Rescued dog survives, returns home
Published: November 27, 2006 | 5090th good news item since 2003
Brutus is back home and his owners couldn’t be more elated or more thankful.
“I just can’t even describe it,” an emotional Jody Gullickson told The Minot Daily News on Monday. “What a terrific thing that has happened. We are thankful to each and everyone who assisted Brutus. As we give thanks on Thursday, it will truly be a day of Thanksgiving and remembrance of all the kind, caring people who assisted Brutus.”
The kind and caring had gathered alongside a pond located on the east side of U.S. Highway 83 in Max late Friday afternoon. It was there that a passerby saw Brutus’ fruitless efforts at pulling himself out of the numbing cold water and onto the ice. A 9-1-1 call was made and emergency personnel responded. Others pulled off the highway or came running from the city of Max to encourage Brutus to not give up the fight.

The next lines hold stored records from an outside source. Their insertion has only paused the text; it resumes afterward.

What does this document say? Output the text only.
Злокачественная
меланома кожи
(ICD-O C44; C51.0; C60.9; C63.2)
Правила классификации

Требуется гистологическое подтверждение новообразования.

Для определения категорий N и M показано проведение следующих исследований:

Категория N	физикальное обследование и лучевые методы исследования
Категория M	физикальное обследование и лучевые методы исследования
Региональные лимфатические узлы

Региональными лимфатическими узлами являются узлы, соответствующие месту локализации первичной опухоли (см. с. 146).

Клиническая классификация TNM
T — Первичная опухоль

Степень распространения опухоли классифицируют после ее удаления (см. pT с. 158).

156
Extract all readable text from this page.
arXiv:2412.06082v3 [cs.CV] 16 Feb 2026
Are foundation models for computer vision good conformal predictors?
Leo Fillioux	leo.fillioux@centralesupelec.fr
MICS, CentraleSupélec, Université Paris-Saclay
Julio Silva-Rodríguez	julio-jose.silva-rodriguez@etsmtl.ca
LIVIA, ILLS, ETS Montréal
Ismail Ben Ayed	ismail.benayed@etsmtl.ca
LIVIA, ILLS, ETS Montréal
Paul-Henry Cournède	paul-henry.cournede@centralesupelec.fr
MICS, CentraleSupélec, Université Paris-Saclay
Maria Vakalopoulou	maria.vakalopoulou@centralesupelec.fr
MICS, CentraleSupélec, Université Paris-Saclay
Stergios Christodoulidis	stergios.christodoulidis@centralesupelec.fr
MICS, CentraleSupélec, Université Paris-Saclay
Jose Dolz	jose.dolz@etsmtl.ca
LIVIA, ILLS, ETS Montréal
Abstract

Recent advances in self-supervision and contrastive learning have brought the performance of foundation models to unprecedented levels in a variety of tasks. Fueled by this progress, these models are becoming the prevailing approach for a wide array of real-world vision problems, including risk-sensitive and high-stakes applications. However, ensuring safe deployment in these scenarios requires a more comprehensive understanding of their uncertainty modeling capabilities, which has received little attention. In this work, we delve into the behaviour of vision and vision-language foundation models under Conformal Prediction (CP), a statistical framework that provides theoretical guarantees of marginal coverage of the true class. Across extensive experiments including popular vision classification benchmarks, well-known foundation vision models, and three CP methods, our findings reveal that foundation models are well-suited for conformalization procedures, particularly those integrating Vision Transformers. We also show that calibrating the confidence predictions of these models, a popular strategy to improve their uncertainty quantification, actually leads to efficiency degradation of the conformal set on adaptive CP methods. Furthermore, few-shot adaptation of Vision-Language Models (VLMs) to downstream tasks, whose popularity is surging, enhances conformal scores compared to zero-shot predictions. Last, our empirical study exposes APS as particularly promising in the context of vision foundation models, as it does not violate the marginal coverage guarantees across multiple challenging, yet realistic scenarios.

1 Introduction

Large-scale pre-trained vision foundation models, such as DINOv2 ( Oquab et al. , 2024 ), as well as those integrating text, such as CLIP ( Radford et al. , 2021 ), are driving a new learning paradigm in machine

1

Bill Johnson, Max, and Greg Johnson, Minot, spotted a small fishing boat sitting across the highway from the pond. After pirating the small craft, they were soon inching across the ice toward the seemingly doomed dog – all to the cheers of a gathering gallery watching from the bank.
Bill Johnson managed to slip a noose over Brutus’ neck and the completely exhausted dog remained motionless while it was dragged across the ice to safety. But Brutus’ battle for life was not over. Wrapped in coats and jackets tossed in by rescue watchers, the nearly lifeless dog was rushed to the Garrison Veterinary Clinic, where he was received by vet Kathy Baber.
“That dog was near comatose from the cold. He didn’t even register a temperature,” said Baber. “He was still breathing, so we thought we had a chance. He was in shock and suffering from hypothermia for nearly three hours. Then his body temperature began creeping up.”
As of Monday afternoon there was still a large collection of unclaimed jackets at the Garrison Veterinary Clinic. Baber said she expects some of the owners to start stopping in to claim them. Several people had already called to check on Brutus’ welfare.
“The people who pulled him out, all the coats and jackets, and all the people who called to see how he is,” said Baber, “That makes you feel good to know they care.”
On Saturday morning, Gullickson got the news she was hoping for.
“Kathy told me Brutus was up and would be able to go home as soon as he ate something,” said an elated Gullickson. “What a relief that was to hear. Everyone made a difference in a life or death
situation and we are very thankful.”
Brutus had escaped through the gate of a seven-foot-high fence surrounding his home in Max. The Gullicksons, who say they are making the necessary repairs, were away from home when Brutus got out of the yard.
The 7-year-old Keeshound/ Samoyed cross is a big part of the Gullickson family. According to Baber, one reason Brutus was able to survive his ordeal was that he was healthy and well cared for.
“Something like this really warms the heart,” said Gullickson. “I’m thankful for all who gave Brutus the courage and strength to survive.”